Depuis quelques années, la notion de surpopulation refait surface sous différentes nuances. Certains affirment que les gens consomment trop et qu’il faut réduire la consommation — un discours qui n’est pas déraisonnable. D’autres sont plus radicaux et affirment que la population humaine doit diminuer. Le dénominateur commun dans ces discours est l’idée que l’être humain est un problème.

Vincent Geloso Vincent Geloso
Collaboration spéciale

Il s’agit là d’une fausse prémisse. Un regard plus attentif aux statistiques sur la consommation nous donne raison de rejeter ce discours.

Andrew McAfee, du Massachusetts Institute of Technology, dans More from Less démontre qu’il y a des régions sur Terre qui réduisent leur consommation en dépit d’un enrichissement continu. Depuis plusieurs années, McAfee fait remarquer que les États-Unis utilisent de moins en moins de ressources physiques alors que l’économie continue de croître.

Au cours des dernières décennies, par exemple, la consommation de ressources clés telles les pâtes et papier, le bois d’œuvre, le nickel, l’aluminium, le cuivre, l’acier et le ciment est en constante diminution.

On ne parle pas ici de la consommation par personne, mais bien de la consommation totale ! Des études dans des journaux comme PlosOne et Ecological Economics démontrent que la même chose se produit dans d’autres pays industrialisés tels le Royaume-Uni, le Japon, la France, l’Allemagne et les Pays-Bas.

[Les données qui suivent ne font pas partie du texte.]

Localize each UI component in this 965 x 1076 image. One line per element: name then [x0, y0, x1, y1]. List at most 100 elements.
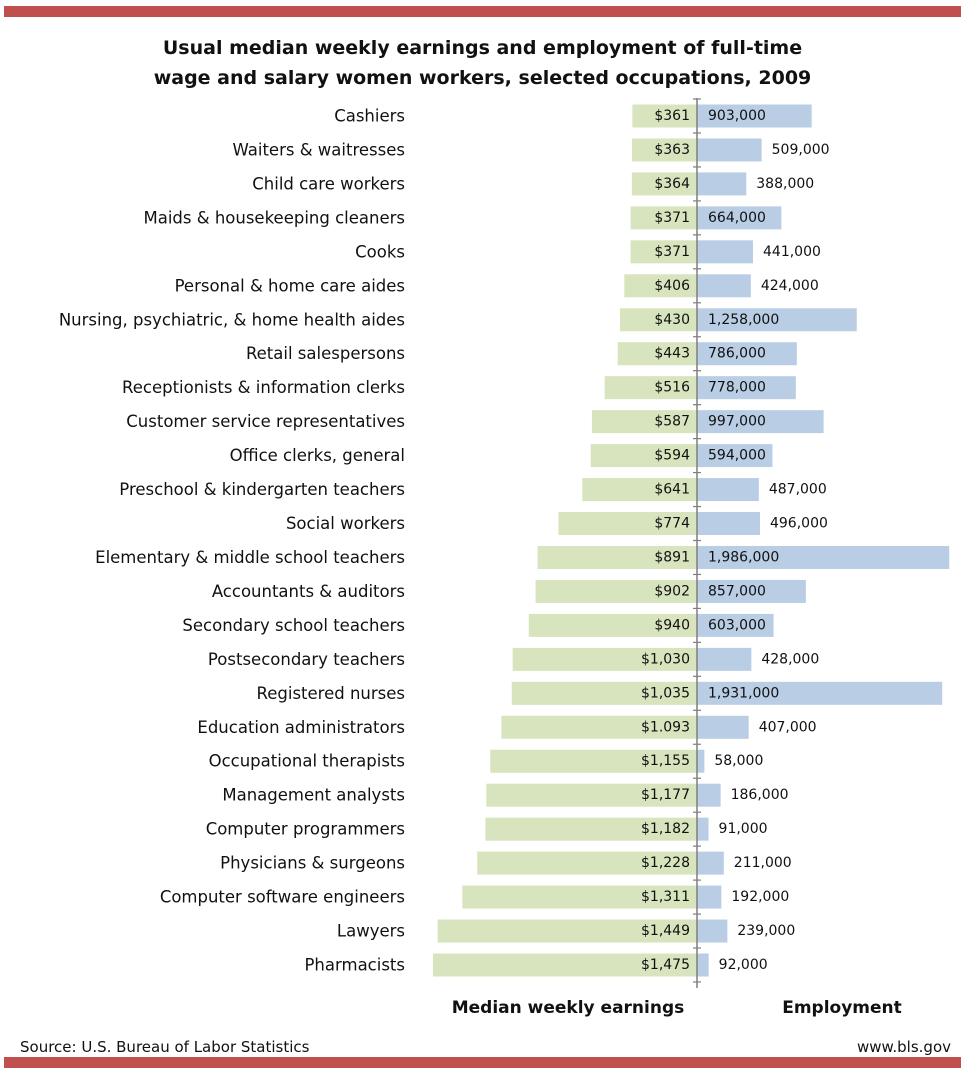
earnings-bar: [477, 851, 697, 875]
earnings-value-label: $641: [654, 482, 690, 498]
employment-bar: [697, 206, 782, 230]
employment-value-label: 1,931,000: [708, 685, 779, 701]
earnings-value-label: $443: [654, 346, 690, 362]
employment-bar: [697, 342, 797, 366]
category-label: Accountants & auditors: [212, 582, 405, 601]
earnings-bar: [512, 647, 697, 671]
category-label: Customer service representatives: [126, 412, 405, 431]
employment-value-label: 92,000: [719, 957, 768, 973]
employment-value-label: 857,000: [708, 583, 766, 599]
top-accent-rule: [4, 6, 961, 17]
category-label: Maids & housekeeping cleaners: [143, 208, 405, 227]
employment-value-label: 603,000: [708, 617, 766, 633]
employment-value-label: 509,000: [772, 142, 830, 158]
category-label: Waiters & waitresses: [233, 140, 406, 159]
employment-value-label: 388,000: [756, 176, 814, 192]
employment-value-label: 441,000: [763, 244, 821, 260]
employment-bar: [697, 681, 943, 705]
employment-value-label: 786,000: [708, 346, 766, 362]
earnings-value-label: $774: [654, 516, 690, 532]
employment-bar: [697, 783, 721, 807]
earnings-value-label: $363: [654, 142, 690, 158]
employment-bar: [697, 579, 806, 603]
earnings-bar: [582, 478, 697, 502]
employment-bar: [697, 545, 950, 569]
employment-bar: [697, 240, 754, 264]
employment-bar: [697, 885, 722, 909]
employment-value-label: 239,000: [737, 923, 795, 939]
employment-value-label: 211,000: [734, 855, 792, 871]
earnings-value-label: $1,035: [641, 685, 690, 701]
earnings-bar: [511, 681, 697, 705]
employment-value-label: 428,000: [761, 651, 819, 667]
earnings-value-label: $1,155: [641, 753, 690, 769]
earnings-value-label: $594: [654, 448, 690, 464]
earnings-bar: [591, 410, 697, 434]
employment-value-label: 496,000: [770, 516, 828, 532]
category-label: Personal & home care aides: [175, 276, 405, 295]
source-note: Source: U.S. Bureau of Labor Statistics: [20, 1038, 310, 1056]
category-label: Lawyers: [337, 922, 405, 941]
employment-value-label: 1,986,000: [708, 549, 779, 565]
earnings-value-label: $1,030: [641, 651, 690, 667]
category-label: Social workers: [286, 514, 405, 533]
category-label: Computer software engineers: [160, 888, 405, 907]
category-label: Elementary & middle school teachers: [95, 548, 405, 567]
earnings-bar: [632, 138, 697, 162]
category-label: Secondary school teachers: [182, 616, 405, 635]
category-label: Child care workers: [252, 174, 405, 193]
category-label: Pharmacists: [304, 956, 405, 975]
earnings-bar: [630, 240, 697, 264]
earnings-value-label: $1,182: [641, 821, 690, 837]
earnings-bar: [486, 783, 697, 807]
earnings-bar: [558, 512, 697, 536]
category-label: Nursing, psychiatric, & home health aide…: [59, 310, 405, 329]
earnings-value-label: $1.093: [641, 719, 690, 735]
category-label: Cooks: [355, 242, 405, 261]
employment-value-label: 1,258,000: [708, 312, 779, 328]
earnings-bar: [433, 953, 697, 977]
category-label: Postsecondary teachers: [208, 650, 405, 669]
category-label: Receptionists & information clerks: [122, 378, 405, 397]
employment-value-label: 407,000: [759, 719, 817, 735]
earnings-bar: [590, 444, 697, 468]
employment-bar: [697, 410, 824, 434]
earnings-value-label: $902: [654, 583, 690, 599]
earnings-bar: [490, 749, 697, 773]
earnings-bar: [485, 817, 697, 841]
employment-bar: [697, 274, 751, 298]
category-label: Occupational therapists: [209, 752, 405, 771]
employment-bar: [697, 715, 749, 739]
earnings-bar: [535, 579, 697, 603]
earnings-value-label: $361: [654, 108, 690, 124]
category-label: Registered nurses: [257, 684, 405, 703]
earnings-value-label: $940: [654, 617, 690, 633]
employment-value-label: 186,000: [731, 787, 789, 803]
earnings-value-label: $891: [654, 549, 690, 565]
employment-bar: [697, 308, 857, 332]
employment-bar: [697, 851, 724, 875]
category-label: Office clerks, general: [230, 446, 405, 465]
earnings-value-label: $516: [654, 380, 690, 396]
employment-bar: [697, 613, 774, 637]
website-url[interactable]: www.bls.gov: [856, 1038, 951, 1056]
employment-bar: [697, 444, 773, 468]
category-label: Management analysts: [222, 786, 405, 805]
employment-bar: [697, 376, 796, 400]
chart-title-line-2: wage and salary women workers, selected …: [153, 67, 812, 89]
earnings-axis-label: Median weekly earnings: [452, 998, 685, 1018]
earnings-bar: [630, 206, 697, 230]
employment-bar: [697, 749, 705, 773]
earnings-value-label: $1,475: [641, 957, 690, 973]
employment-value-label: 903,000: [708, 108, 766, 124]
earnings-bar: [617, 342, 697, 366]
employment-value-label: 58,000: [714, 753, 763, 769]
category-label: Computer programmers: [206, 820, 405, 839]
chart-title: Usual median weekly earnings and employm…: [0, 33, 965, 93]
earnings-value-label: $1,311: [641, 889, 690, 905]
employment-bar: [697, 104, 812, 128]
earnings-value-label: $406: [654, 278, 690, 294]
category-label: Retail salespersons: [246, 344, 405, 363]
earnings-bar: [462, 885, 697, 909]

En fait, il convient de souligner que même les études sur « l’empreinte écologique » confirment cette tendance. L’empreinte écologique est cette statistique qui mesure le nombre de planètes nécessaires pour couvrir la consommation de l’humanité. Un « déficit écologique » survient lorsque la consommation humaine dépasse la biocapacité de la planète. La mesure est fréquemment utilisée par les chercheurs universitaires et elle démontre qu’un déficit existe depuis environ 1965. Cependant, dans PlosOne Biology, Linus Blomqvist et ses acolytes ont remarqué que quatre des six dimensions (dont le couvert forestier) de l’empreinte écologique ne sont pas en déficit. En fait, il y a des améliorations au titre de certaines d’entre elles depuis les années 90 en raison des gains de productivité qui font en sorte que nous pouvons faire plus avec moins. La quasi-totalité du déficit écologique provient des émissions de gaz à effet de serre.

La capacité d'innover

Ces tendances sont importantes pour deux raisons. La première est qu’elles nous informent sur la nature du processus menant l’humanité à un niveau de confort supérieur. Ce n’est pas l’acte de produire davantage qui nous rend riche, mais plutôt l’acte de produire plus avec moins. Il s’agit là de la définition de « productivité ».

La seconde raison est encore plus importante. L’augmentation de la productivité dépend largement de la capacité humaine à innover.

Cela revient à dire que c’est la génération d’idées qui pourra sauver la planète. C’est là qu’on peut apercevoir que l’être humain n’est pas une source de problèmes, mais bien une source de solution.

Les idées constituent un intrant « non rival » : la consommation d’une idée par une personne n’empêche pas autrui d’en profiter. Lorsque la population s’accroît, le nombre d’idées augmente également, or comme les idées sont non rivales, elles bénéficient à toute l’économie.

La production d’idées est motivée, comme la production de n’importe quel autre bien, par le profit. Un inventeur qui trouve une manière d’augmenter l’efficacité énergétique d’un véhicule fera un profit en faisant bénéficier le consommateur de ces épargnes. C’est cette incitation produite par le profit qui génère les gains de productivité décrits plus haut. Ainsi, plus il y a d’êtres humains, plus il y a d’idées et plus il y a de gains de productivité.

PHOTO ARCHIVES AGENCE FRANCE-PRESSE, FOURNIE PAR CERRO DOMINADOR

Le complexe solaire Cerro Dominador, à Antofagasta, au Chili

C’est pour cela que l’économiste Julian Simon parlait de l’être humain comme étant « l’ultime ressource ». C’est cette ultime ressource qui explique que certains indicateurs environnementaux sont en amélioration dans les pays riches même s’ils continuent de s’enrichir !

La force de cette ressource ultime n’est limitée que par les obstacles que nous mettons à l’innovation. Pour améliorer les indicateurs environnementaux qui sont moins reluisants, la solution la plus prometteuse est d’évaluer et d’éliminer les barrières les plus importantes à la génération d’idées nouvelles. Si le nombre d’êtres humains est trop élevé pour certains, c’est uniquement en raison des obstacles qui prohibent la production et l’échange d’idées qui pourraient améliorer les choses.